The process of buying a dog bed should be a simple one. You just head to the store and pick up something comfy, right? That used to be the case, when dog beds were more the rare treat than the norm. However, over the last ten years or so, dog bed design has become anything other than the norm. In fact, you can drop anywhere from about $15 to a whopping $400 on a dog bed, and that’s just the mattress.
Most of the dog beds that one will find in the run of the mill chain stores are going to be fairly predictable. There are those cute little ovals with an entryway cut out along one side, there are flat beds, flat fluffy beds, beds with pillows, and beds that essentially are just pillows.
Designer dog beds are becoming more popular these days as well. There are beds that look just like a small sofa, as though you are offering your little guy some consolation for being banned from the most comfortable dog bed in the house; your couch. There are those that look like little rhinestone studded people beds (usually in some shade of pink) and those that even come with matching puppy slippers.

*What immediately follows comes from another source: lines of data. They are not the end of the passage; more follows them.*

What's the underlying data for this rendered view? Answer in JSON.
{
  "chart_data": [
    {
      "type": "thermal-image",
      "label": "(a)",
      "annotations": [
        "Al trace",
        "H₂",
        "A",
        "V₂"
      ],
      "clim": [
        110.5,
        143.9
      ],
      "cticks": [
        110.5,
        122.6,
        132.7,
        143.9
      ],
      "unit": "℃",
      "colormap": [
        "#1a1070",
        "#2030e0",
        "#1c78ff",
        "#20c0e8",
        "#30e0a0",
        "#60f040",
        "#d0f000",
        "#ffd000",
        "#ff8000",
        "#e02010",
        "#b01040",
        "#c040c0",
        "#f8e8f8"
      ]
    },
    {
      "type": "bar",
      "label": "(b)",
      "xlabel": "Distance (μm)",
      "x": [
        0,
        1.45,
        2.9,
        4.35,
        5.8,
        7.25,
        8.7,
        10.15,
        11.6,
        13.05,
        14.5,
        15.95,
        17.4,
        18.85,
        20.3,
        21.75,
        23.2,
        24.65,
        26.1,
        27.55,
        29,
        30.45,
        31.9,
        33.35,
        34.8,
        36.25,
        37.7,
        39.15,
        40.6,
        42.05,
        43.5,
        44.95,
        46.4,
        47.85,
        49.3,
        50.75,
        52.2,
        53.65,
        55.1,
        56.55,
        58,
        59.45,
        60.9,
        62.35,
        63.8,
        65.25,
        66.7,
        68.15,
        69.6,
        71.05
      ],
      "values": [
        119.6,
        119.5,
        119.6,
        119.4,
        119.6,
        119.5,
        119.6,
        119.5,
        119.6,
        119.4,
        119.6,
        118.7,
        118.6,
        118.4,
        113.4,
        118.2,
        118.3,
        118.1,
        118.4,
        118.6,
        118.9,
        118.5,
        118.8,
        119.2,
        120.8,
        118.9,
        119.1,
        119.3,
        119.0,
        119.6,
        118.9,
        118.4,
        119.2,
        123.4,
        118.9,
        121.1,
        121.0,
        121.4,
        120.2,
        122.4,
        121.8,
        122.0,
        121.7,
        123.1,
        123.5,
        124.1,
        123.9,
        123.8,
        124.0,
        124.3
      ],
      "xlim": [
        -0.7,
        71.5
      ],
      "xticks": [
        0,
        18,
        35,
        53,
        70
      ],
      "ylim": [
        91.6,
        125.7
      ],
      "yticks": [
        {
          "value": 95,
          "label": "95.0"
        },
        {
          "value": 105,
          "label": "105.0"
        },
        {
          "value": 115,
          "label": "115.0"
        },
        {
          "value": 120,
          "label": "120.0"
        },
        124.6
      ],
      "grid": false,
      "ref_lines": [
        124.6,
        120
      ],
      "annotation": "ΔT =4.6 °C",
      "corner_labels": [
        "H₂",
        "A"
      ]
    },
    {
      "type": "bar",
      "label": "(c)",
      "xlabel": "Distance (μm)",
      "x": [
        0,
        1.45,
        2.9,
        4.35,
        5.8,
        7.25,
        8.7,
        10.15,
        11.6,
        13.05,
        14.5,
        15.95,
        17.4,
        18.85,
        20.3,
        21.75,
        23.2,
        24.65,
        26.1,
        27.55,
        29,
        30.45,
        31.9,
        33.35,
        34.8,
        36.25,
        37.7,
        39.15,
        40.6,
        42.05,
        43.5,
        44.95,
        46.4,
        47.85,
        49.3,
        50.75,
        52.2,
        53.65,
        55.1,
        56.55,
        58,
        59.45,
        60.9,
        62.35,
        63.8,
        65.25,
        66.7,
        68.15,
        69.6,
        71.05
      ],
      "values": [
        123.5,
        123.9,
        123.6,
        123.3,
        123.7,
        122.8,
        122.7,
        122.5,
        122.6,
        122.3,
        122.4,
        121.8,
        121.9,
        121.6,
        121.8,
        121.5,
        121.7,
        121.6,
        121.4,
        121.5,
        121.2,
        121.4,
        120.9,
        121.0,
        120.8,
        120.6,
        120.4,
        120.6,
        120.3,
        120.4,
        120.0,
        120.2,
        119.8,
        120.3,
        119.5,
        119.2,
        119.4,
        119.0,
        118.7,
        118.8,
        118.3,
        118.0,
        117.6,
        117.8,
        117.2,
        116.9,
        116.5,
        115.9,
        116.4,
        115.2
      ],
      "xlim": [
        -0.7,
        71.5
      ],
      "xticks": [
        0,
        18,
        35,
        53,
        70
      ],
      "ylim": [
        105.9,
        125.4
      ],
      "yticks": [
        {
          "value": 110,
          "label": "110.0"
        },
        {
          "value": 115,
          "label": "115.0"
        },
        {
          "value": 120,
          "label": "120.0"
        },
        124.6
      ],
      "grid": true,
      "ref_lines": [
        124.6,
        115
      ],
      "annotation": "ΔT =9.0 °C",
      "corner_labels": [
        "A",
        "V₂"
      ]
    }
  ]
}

Most of know that we tend to humanize our dogs a little too much, but we accept this because that’s part of what makes them so lovable. After all, most of us would pay a handsome fee just to spend one hour inside our dogs’ minds understanding what on earth goes on there. Some of us admit that would just be way too confusing. Part of the humanizing factor is purchasing items for the dog that we know they don’t need, that remind us purely of their human qualities, and that make us feel good because it’s cute or cool or very unique.

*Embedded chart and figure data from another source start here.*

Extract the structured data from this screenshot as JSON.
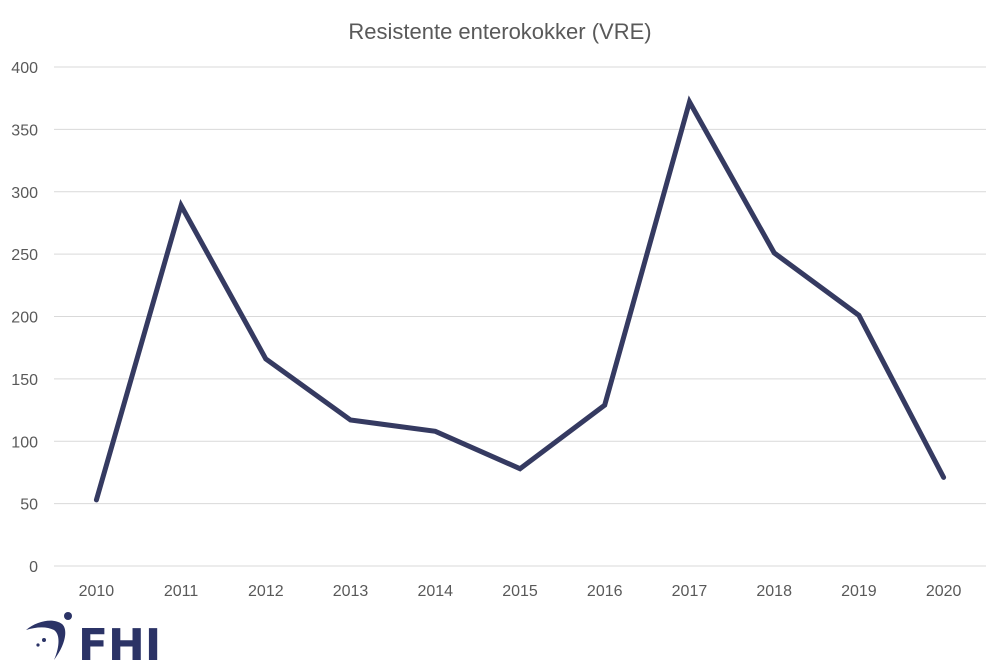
{
  "chart_data": {
    "type": "line",
    "title": "Resistente enterokokker (VRE)",
    "xlabel": "",
    "ylabel": "",
    "categories": [
      "2010",
      "2011",
      "2012",
      "2013",
      "2014",
      "2015",
      "2016",
      "2017",
      "2018",
      "2019",
      "2020"
    ],
    "series": [
      {
        "name": "VRE",
        "values": [
          53,
          289,
          166,
          117,
          108,
          78,
          129,
          372,
          251,
          201,
          71
        ],
        "color": "#353a61"
      }
    ],
    "ylim": [
      0,
      400
    ],
    "yticks": [
      0,
      50,
      100,
      150,
      200,
      250,
      300,
      350,
      400
    ],
    "grid": true,
    "legend": "none"
  },
  "logo": {
    "text": "FHI",
    "color": "#2b3366"
  }
}
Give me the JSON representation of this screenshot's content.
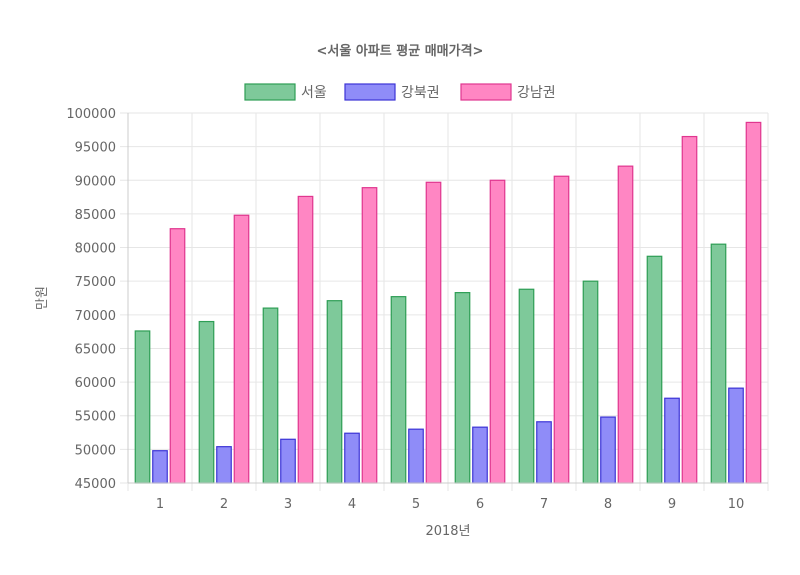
{
  "chart_data": {
    "type": "bar",
    "title": "<서울 아파트 평균 매매가격>",
    "xlabel": "2018년",
    "ylabel": "만원",
    "categories": [
      "1",
      "2",
      "3",
      "4",
      "5",
      "6",
      "7",
      "8",
      "9",
      "10"
    ],
    "ylim": [
      45000,
      100000
    ],
    "y_ticks": [
      "45000",
      "50000",
      "55000",
      "60000",
      "65000",
      "70000",
      "75000",
      "80000",
      "85000",
      "90000",
      "95000",
      "100000"
    ],
    "grid": true,
    "legend_position": "top",
    "series": [
      {
        "name": "서울",
        "fill": "#7ec99a",
        "stroke": "#2e9e55",
        "values": [
          67600,
          69000,
          71000,
          72100,
          72700,
          73300,
          73800,
          75000,
          78700,
          80500
        ]
      },
      {
        "name": "강북권",
        "fill": "#8f8cf8",
        "stroke": "#3c34d6",
        "values": [
          49800,
          50400,
          51500,
          52400,
          53000,
          53300,
          54100,
          54800,
          57600,
          59100
        ]
      },
      {
        "name": "강남권",
        "fill": "#ff86c3",
        "stroke": "#e0368f",
        "values": [
          82800,
          84800,
          87600,
          88900,
          89700,
          90000,
          90600,
          92100,
          96500,
          98600
        ]
      }
    ]
  }
}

Dog beds are no different. Is there any harm in buying a bed that for the dog that resembles a sofa? Of course not, as long as it provides ample support for the dog, is well sized for the dog, and it is reasonable enough in design so that the dog will use it.
Most dog beds are lacking in support. Even small dogs tend to weigh more than the pressure of our hand, and when we push down on a bed that gives too easily, we are not keeping them off the floor. Fluffy but firm is the key to buying a dog bed that is comfortable for your dog. You want them to be able to curl up in their natural sleeping positions and remain far enough off the floor that they are receiving back support. A bed that is too fluffy and firm will simply encourage your dog to tumble off the bed if he moves his position.
It may take more than one try to buy the perfect dog bed. However, you shouldn’t plunk down tons of cash on a bed for a dog that has never had the option to sleep in one. There is ironic frustration in purchasing a $200 dog bed that looks good, feels comfy enough, and alleviates your guilt after you’ve booted them from your own bed only to have them refuse to use it. Start simple and realistically inexpensive while maintaining comfort. If your dog religiously uses it, then there is a high likelihood that he will use a more expensive bed should you purchase one. Some dogs just won’t. That’s their choice and that means that you have nothing to feel guilty about when you deny their adorable antics in their desperate attempt to rekindle his love affair with your sheets.
When buying a dog bed the simple use of common sense will go along way. You want your dog to use it, and you know your dog. Is he easily frightened by new experiences? Then stay away from overly gaudy designs. Is he happy go lucky with an innate sense of self pride? Then step up the design just a bit if you choose. Match the style of the bed with the comfort level, the size of the dog, and his personality and there shouldn’t be anything standing between your dog and a good night’s sleep.